Since the 1960s, employment law has changed most radically in the protection that it gives employees against discrimination in the workplace. Although the federal government banned RACIAL DISCRIMINATION in the making of contracts in the CIVIL RIGHTS ACTS of 1870 and 1871 (42 U.S.C.A. §§ 1981, 1983), the federal courts narrowly construed the provisions to prevent their being used in the employment context. Not until the 1970s did federal courts allow those provisions to be applied to complaints of discrimination by individual employees (McDonald v. Santa Fe Trail Transportation Co., 427 U.S. 273, 96 S. Ct. 2574, 49 L. Ed. 2d 493 [1976]).

Federal legislation in the 1960s provided employees with more avenues to challenge alleged discrimination.
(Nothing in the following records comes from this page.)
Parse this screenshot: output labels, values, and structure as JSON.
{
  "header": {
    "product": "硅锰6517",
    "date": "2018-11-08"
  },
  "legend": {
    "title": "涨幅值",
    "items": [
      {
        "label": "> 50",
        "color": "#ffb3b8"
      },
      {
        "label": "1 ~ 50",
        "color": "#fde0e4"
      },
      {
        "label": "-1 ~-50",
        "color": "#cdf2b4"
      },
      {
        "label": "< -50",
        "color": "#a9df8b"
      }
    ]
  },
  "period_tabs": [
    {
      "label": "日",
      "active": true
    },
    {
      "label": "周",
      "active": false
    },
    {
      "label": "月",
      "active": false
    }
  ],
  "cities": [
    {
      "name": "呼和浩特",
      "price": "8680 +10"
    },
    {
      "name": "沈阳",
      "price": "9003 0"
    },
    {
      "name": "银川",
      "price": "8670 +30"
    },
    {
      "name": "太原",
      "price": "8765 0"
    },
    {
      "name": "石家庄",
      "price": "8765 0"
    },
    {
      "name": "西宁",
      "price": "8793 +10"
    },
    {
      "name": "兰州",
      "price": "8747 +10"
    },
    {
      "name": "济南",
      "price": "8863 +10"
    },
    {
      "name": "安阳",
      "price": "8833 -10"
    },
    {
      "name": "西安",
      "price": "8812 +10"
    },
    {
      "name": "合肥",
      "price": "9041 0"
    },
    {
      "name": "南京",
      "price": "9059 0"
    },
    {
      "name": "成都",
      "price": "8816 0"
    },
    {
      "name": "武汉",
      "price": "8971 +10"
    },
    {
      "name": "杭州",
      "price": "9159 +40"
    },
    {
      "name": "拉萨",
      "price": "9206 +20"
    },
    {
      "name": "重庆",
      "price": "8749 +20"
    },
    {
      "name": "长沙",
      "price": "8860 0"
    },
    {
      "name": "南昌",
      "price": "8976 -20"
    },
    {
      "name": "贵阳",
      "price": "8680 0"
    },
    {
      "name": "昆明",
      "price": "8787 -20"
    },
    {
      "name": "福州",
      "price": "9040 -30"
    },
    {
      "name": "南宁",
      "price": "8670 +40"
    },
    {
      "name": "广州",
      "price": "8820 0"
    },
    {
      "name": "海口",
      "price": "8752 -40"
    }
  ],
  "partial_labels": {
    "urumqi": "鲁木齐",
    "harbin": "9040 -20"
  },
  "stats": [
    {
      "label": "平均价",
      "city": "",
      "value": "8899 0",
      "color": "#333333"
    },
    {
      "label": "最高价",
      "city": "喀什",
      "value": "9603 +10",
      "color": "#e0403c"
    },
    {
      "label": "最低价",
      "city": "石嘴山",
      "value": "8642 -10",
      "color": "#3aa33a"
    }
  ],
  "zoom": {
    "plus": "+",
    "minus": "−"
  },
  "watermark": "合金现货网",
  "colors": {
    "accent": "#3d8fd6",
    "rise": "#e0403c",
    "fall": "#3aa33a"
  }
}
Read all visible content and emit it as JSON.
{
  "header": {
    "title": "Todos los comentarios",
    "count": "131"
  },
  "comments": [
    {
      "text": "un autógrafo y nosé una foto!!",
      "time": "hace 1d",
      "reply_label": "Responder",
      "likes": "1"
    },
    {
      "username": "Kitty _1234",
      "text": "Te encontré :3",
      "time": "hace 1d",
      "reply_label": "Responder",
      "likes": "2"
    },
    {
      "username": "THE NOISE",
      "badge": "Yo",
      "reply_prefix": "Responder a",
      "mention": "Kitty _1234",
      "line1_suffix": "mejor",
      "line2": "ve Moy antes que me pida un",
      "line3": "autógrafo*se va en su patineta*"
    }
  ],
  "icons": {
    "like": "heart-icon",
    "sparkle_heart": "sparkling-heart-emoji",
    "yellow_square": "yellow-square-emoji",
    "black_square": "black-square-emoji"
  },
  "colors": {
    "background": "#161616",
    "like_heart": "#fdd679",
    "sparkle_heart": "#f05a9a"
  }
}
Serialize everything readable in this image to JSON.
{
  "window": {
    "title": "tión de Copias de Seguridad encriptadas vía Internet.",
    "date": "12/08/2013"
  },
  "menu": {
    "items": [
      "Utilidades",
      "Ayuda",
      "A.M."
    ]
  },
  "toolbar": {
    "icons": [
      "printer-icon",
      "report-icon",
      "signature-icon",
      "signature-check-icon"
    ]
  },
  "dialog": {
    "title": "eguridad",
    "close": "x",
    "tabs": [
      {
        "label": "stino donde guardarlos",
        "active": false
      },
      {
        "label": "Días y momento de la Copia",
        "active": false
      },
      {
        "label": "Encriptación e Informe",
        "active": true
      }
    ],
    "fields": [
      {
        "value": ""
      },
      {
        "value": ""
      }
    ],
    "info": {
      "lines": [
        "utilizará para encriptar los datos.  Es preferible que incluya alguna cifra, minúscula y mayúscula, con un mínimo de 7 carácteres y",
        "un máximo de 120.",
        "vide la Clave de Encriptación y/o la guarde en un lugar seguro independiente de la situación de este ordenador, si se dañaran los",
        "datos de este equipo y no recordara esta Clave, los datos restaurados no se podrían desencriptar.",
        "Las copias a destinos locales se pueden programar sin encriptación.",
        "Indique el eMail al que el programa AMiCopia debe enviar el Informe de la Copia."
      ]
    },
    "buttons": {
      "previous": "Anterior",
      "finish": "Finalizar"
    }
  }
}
The 1963 Equal Pay Act (29 U.S.C.A. § 216 (d)) requires employers to pay men and women equal wages for equal work. The CIVIL RIGHTS ACT OF 1964 (42 U.S.C.A. § 2000e et seq.) contains broad prohibitions against discrimination on the basis of race, color, religion, national origin, or sex. Discrimination against persons ages 40 and over was banned in 1967 by the Age Discrimination in Employment Act (29 U.S.C.A. § 621 et seq.).

Major amendments to the general civil rights acts were passed in 1972, extending coverage to federal and state employees; in 1978, clarifying the protection of pregnant women; and in 1991, overruling a series of decisions by the U.S. Supreme Court that had restricted the reach of antidiscrimination statutes.

In 1990, Congress passed the Americans with Disabilities Act (ADA) (42 U.S.C.A. § 12101 et seq.), forbidding discrimination against qualified individuals with disabilities and requiring reasonable efforts to accommodate persons with disabilities in some situations.

With the growth of federal antidiscrimination statutes, many states have passed laws banning employment discrimination. A number of cities have enacted their own programs, as well. Some states and cities address issues that are not covered by the federal statutes, such as discrimination on the basis of sexual orientation.